“The greatest weapon against stress is our ability to choose one thought over another”. During my study in Psychology at The University of Twente, students are typically bombarded with massive amounts of information in short periods of time. This, in conjunction with the pressure of exams, can be incredibly stressful. For me, during the exam periods, I was spending countless hours with my head glued to a screen or buried in a book. The inability to manage my stress resulted in increased feelings of anxiety and restlessness. After those exams, my mind often still felt foggy and disorganized. This obviously needed to change, and I found a tool that has helped me: Meditation.
The first time I was introduced to meditation was a couple of years ago when I joined my mother for her yoga class. I even tried to meditate after the class at home, but after concentrating on my breathing for a good 20 seconds, my mind started wandering and before I knew it, I was checking my phone. After that first encounter, I stopped meditating and didn’t pick it back up until my first year of study, when it became necessary to manage my stress better. I tried it again, but now with some help from a teacher at “De Yogaschool” here in Enschede.
I first started with “Hatha Yoga” which is mostly focused on physical yoga positions called asana. At the end of the class, the teacher would explain a meditation exercise to us, and we would meditate together. I noticed that my body became stronger and more flexible, which also had a positive effect considering my study. In addition, my energy system started functioning better, I experienced more vitality, and I became more skilled in meditation in general. After practising ‘Hatha Yoga’ for 2 years I started with “Raja Yoga.” “Raja Yoga” is the educational program of the yoga school and during these classes, a theory component was included. Through “Raja Yoga” I acquired the skill and ability to function better, not only on a physical level but also on a vital and emotional one. This paved the way for me for further development on a mental and spiritual level. While continuing to train in asana and meditation I also noticed some other positive effects that helped me during my study at UTwente. The most important ones are:
1.Lower stress levels and more efficient ways to cope with stress
When meditating, the goal is not to stop thinking, but to be able to take distance from all that you think and feel. When you succeed in being the observer of all that you think and feel, space is created between your perception and your experience.
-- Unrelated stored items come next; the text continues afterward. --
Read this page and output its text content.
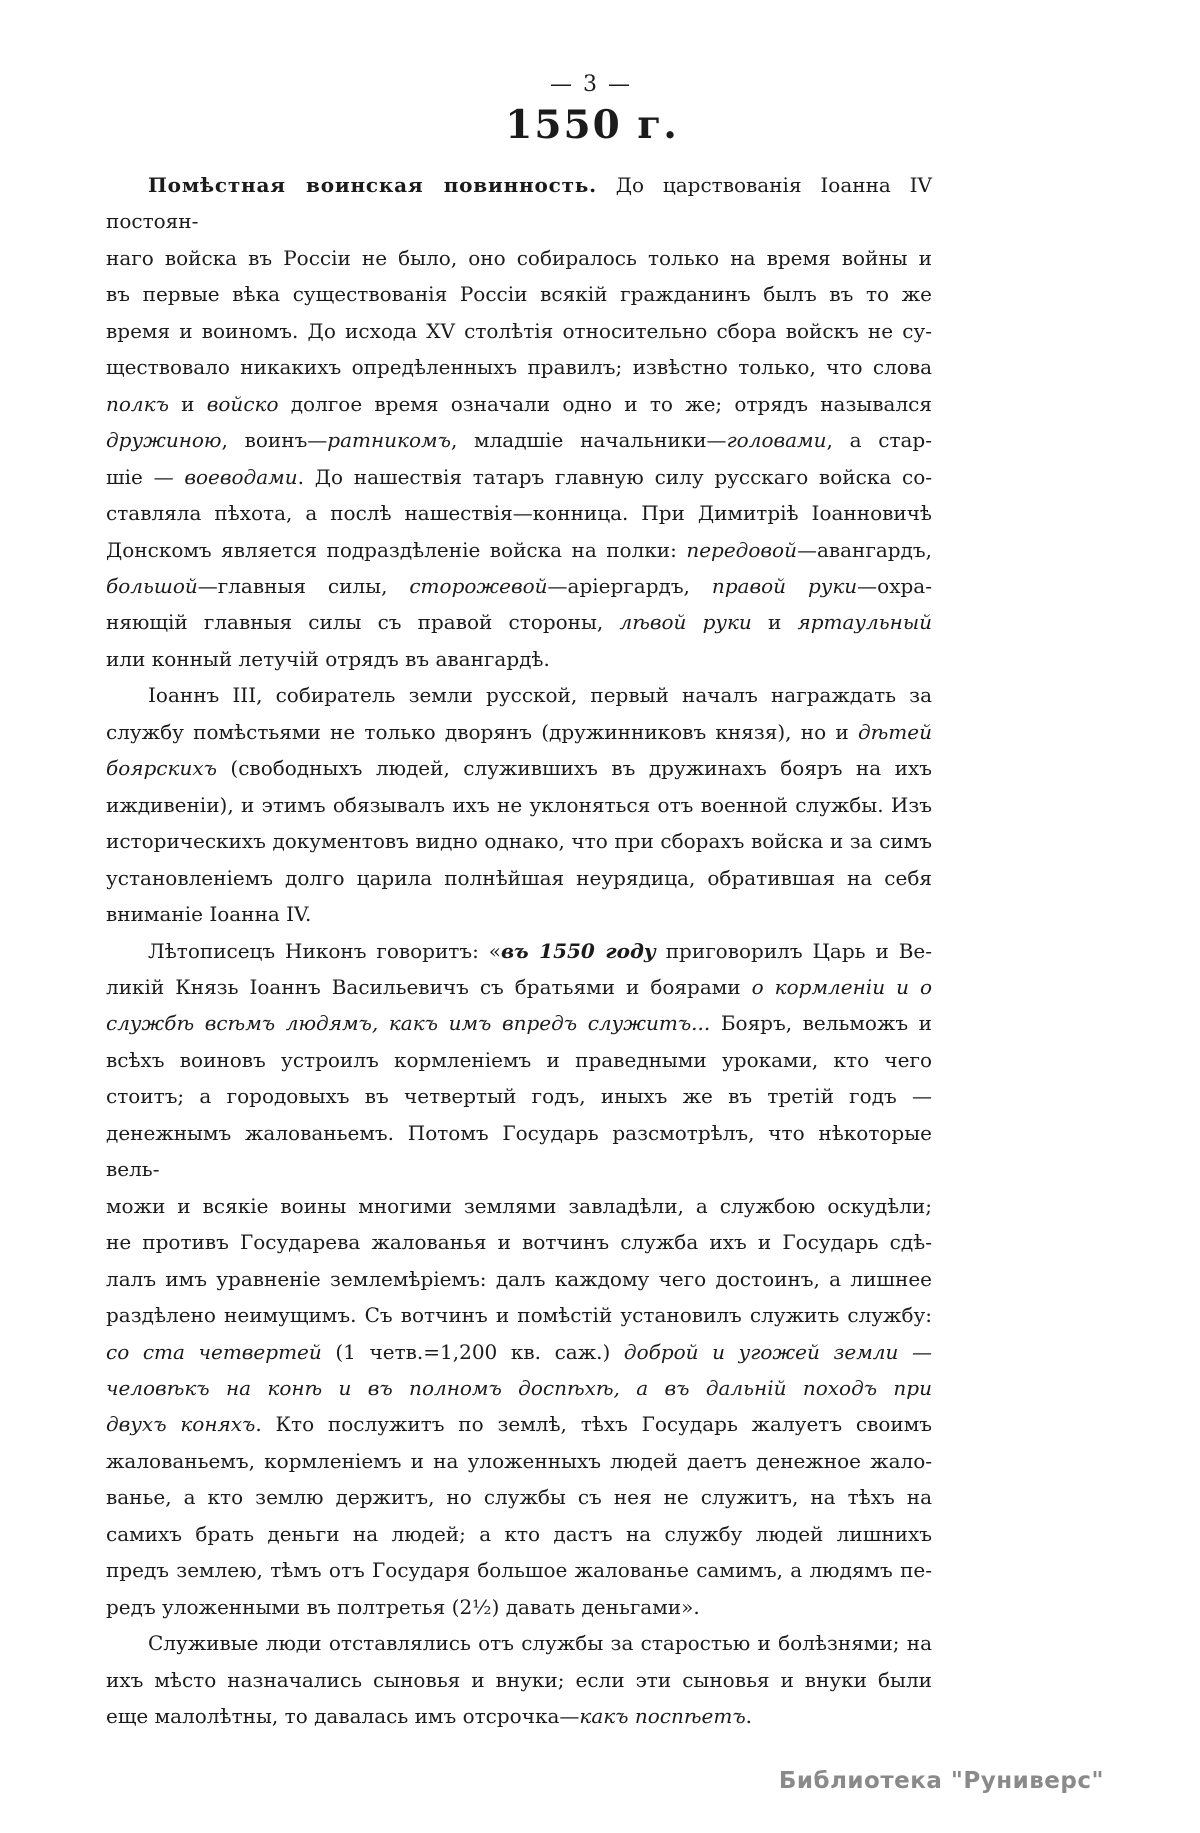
— 3 —
1550 г.
Помѣстная воинская повинность. До царствованія Іоанна IV постоян-
наго войска въ Россіи не было, оно собиралось только на время войны и
въ первые вѣка существованія Россіи всякій гражданинъ былъ въ то же
время и воиномъ. До исхода XV столѣтія относительно сбора войскъ не су-
ществовало никакихъ опредѣленныхъ правилъ; извѣстно только, что слова
полкъ и войско долгое время означали одно и то же; отрядъ назывался
дружиною, воинъ—ратникомъ, младшіе начальники—головами, а стар-
шіе — воеводами. До нашествія татаръ главную силу русскаго войска со-
ставляла пѣхота, а послѣ нашествія—конница. При Димитріѣ Іоанновичѣ
Донскомъ является подраздѣленіе войска на полки: передовой—авангардъ,
большой—главныя силы, сторожевой—аріергардъ, правой руки—охра-
няющій главныя силы съ правой стороны, лѣвой руки и яртаульный
или конный летучій отрядъ въ авангардѣ.
Іоаннъ III, собиратель земли русской, первый началъ награждать за
службу помѣстьями не только дворянъ (дружинниковъ князя), но и дѣтей
боярскихъ (свободныхъ людей, служившихъ въ дружинахъ бояръ на ихъ
иждивеніи), и этимъ обязывалъ ихъ не уклоняться отъ военной службы. Изъ
историческихъ документовъ видно однако, что при сборахъ войска и за симъ
установленіемъ долго царила полнѣйшая неурядица, обратившая на себя
вниманіе Іоанна IV.
Лѣтописецъ Никонъ говоритъ: «въ 1550 году приговорилъ Царь и Ве-
ликій Князь Іоаннъ Васильевичъ съ братьями и боярами о кормленіи и о
службѣ всѣмъ людямъ, какъ имъ впредъ служитъ... Бояръ, вельможъ и
всѣхъ воиновъ устроилъ кормленіемъ и праведными уроками, кто чего
стоитъ; а городовыхъ въ четвертый годъ, иныхъ же въ третій годъ —
денежнымъ жалованьемъ. Потомъ Государь разсмотрѣлъ, что нѣкоторые вель-
можи и всякіе воины многими землями завладѣли, а службою оскудѣли;
не противъ Государева жалованья и вотчинъ служба ихъ и Государь сдѣ-
лалъ имъ уравненіе землемѣріемъ: далъ каждому чего достоинъ, а лишнее
раздѣлено неимущимъ. Съ вотчинъ и помѣстій установилъ служить службу:
со ста четвертей (1 четв.=1,200 кв. саж.) доброй и угожей земли —
человѣкъ на конѣ и въ полномъ доспѣхѣ, а въ дальній походъ при
двухъ коняхъ. Кто послужитъ по землѣ, тѣхъ Государь жалуетъ своимъ
жалованьемъ, кормленіемъ и на уложенныхъ людей даетъ денежное жало-
ванье, а кто землю держитъ, но службы съ нея не служитъ, на тѣхъ на
самихъ брать деньги на людей; а кто дастъ на службу людей лишнихъ
предъ землею, тѣмъ отъ Государя большое жалованье самимъ, а людямъ пе-
редъ уложенными въ полтретья (2½) давать деньгами».
Служивые люди отставлялись отъ службы за старостью и болѣзнями; на
ихъ мѣсто назначались сыновья и внуки; если эти сыновья и внуки были
еще малолѣтны, то давалась имъ отсрочка—какъ поспѣетъ.
Библиотека "Руниверс"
As a result, peace will arise and eventually silence. You can now relax your mind and body which will lead to a decrease in stress, as well as the ability to cope better with it because your mind is calmed and cleared. You train yourself to get control over your thoughts and don't feed the unhelpful stressful thoughts that cause or increase the feeling of stress.
2. Improved attention and concentration level
This effect I did not notice straight away after starting with meditation, but after practising for a couple of weeks I noticed a change. Studying for my test became easier because I could concentrate for longer and did not get distracted as easily as before. Because I was practising letting go of thoughts and feelings and distancing myself from them, I also automatically did this whilst studying. During the explanations in my “Hatha Yoga” classes, I learned that this is because during meditation you train yourself to focus on 1 point and therefore you train your ability to concentrate and pay attention. The space created in my head enabled me to absorb and remember material so easily and it improved my concentration and attention significantly.
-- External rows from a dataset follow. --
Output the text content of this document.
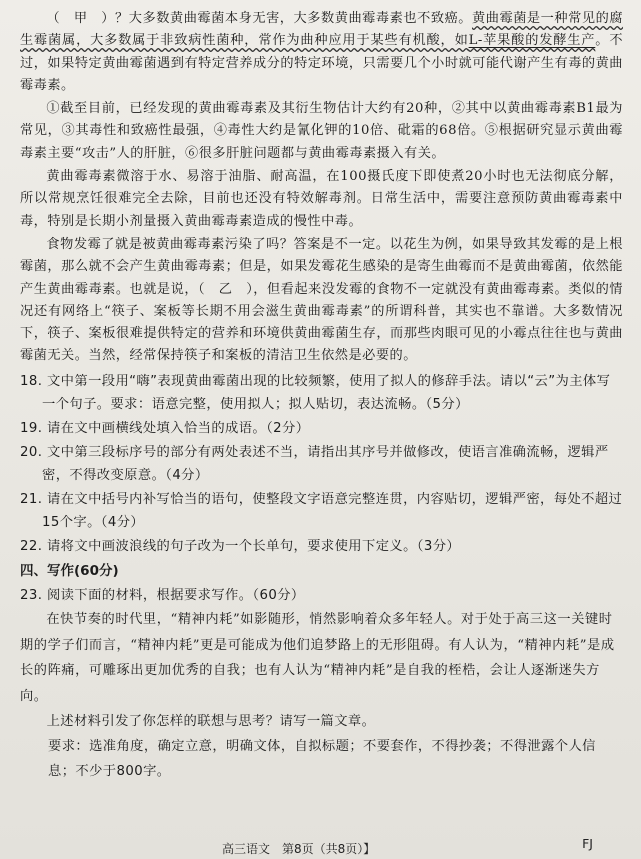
（　甲　）？大多数黄曲霉菌本身无害，大多数黄曲霉毒素也不致癌。黄曲霉菌是一种常见的腐生霉菌属，大多数属于非致病性菌种，常作为曲种应用于某些有机酸，如L-苹果酸的发酵生产。不过，如果特定黄曲霉菌遇到有特定营养成分的特定环境，只需要几个小时就可能代谢产生有毒的黄曲霉毒素。

①截至目前，已经发现的黄曲霉毒素及其衍生物估计大约有20种，②其中以黄曲霉毒素B1最为常见，③其毒性和致癌性最强，④毒性大约是氰化钾的10倍、砒霜的68倍。⑤根据研究显示黄曲霉毒素主要“攻击”人的肝脏，⑥很多肝脏问题都与黄曲霉毒素摄入有关。

黄曲霉毒素微溶于水、易溶于油脂、耐高温，在100摄氏度下即使煮20小时也无法彻底分解，所以常规烹饪很难完全去除，目前也还没有特效解毒剂。日常生活中，需要注意预防黄曲霉毒素中毒，特别是长期小剂量摄入黄曲霉毒素造成的慢性中毒。

食物发霉了就是被黄曲霉毒素污染了吗？答案是不一定。以花生为例，如果导致其发霉的是上根霉菌，那么就不会产生黄曲霉毒素；但是，如果发霉花生感染的是寄生曲霉而不是黄曲霉菌，依然能产生黄曲霉毒素。也就是说，（　乙　），但看起来没发霉的食物不一定就没有黄曲霉毒素。类似的情况还有网络上“筷子、案板等长期不用会滋生黄曲霉毒素”的所谓科普，其实也不靠谱。大多数情况下，筷子、案板很难提供特定的营养和环境供黄曲霉菌生存，而那些肉眼可见的小霉点往往也与黄曲霉菌无关。当然，经常保持筷子和案板的清洁卫生依然是必要的。

18. 文中第一段用“嗨”表现黄曲霉菌出现的比较频繁，使用了拟人的修辞手法。请以“云”为主体写一个句子。要求：语意完整，使用拟人；拟人贴切，表达流畅。（5分）

19. 请在文中画横线处填入恰当的成语。（2分）

20. 文中第三段标序号的部分有两处表述不当，请指出其序号并做修改，使语言准确流畅，逻辑严密，不得改变原意。（4分）

21. 请在文中括号内补写恰当的语句，使整段文字语意完整连贯，内容贴切，逻辑严密，每处不超过15个字。（4分）

22. 请将文中画波浪线的句子改为一个长单句，要求使用下定义。（3分）

四、写作(60分)

23. 阅读下面的材料，根据要求写作。（60分）

在快节奏的时代里，“精神内耗”如影随形，悄然影响着众多年轻人。对于处于高三这一关键时期的学子们而言，“精神内耗”更是可能成为他们追梦路上的无形阻碍。有人认为，“精神内耗”是成长的阵痛，可雕琢出更加优秀的自我；也有人认为“精神内耗”是自我的桎梏，会让人逐渐迷失方向。

上述材料引发了你怎样的联想与思考？请写一篇文章。

要求：选准角度，确定立意，明确文体，自拟标题；不要套作，不得抄袭；不得泄露个人信息；不少于800字。

高三语文　第8页（共8页）】	FJ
Not only did meditation help, but also the asana had a considerable effect. Because of the stress and workload of my study, I noticed tension in my body. My back and shoulders started hurting and I neglected my physical wellbeing. The asana system is an ingenious system of positions and exercises that allows you to reconnect with your body again. By repeatedly stretching, twisting, relaxing, or building up strength in the right places, you learn to very specifically remove blockages in the very places where tension has become lodged. You become aware of the tensions you carry with you, but you also experience that you can let them go. Physical exercise and your power of thought go hand-in-hand, and this brings back a healthy balance between body and mind.
I would recommend practising yoga and meditation to everyone, especially to people who are also studying or experiencing stress, it really makes a difference.
I hope you are inspired by my story and start meditating!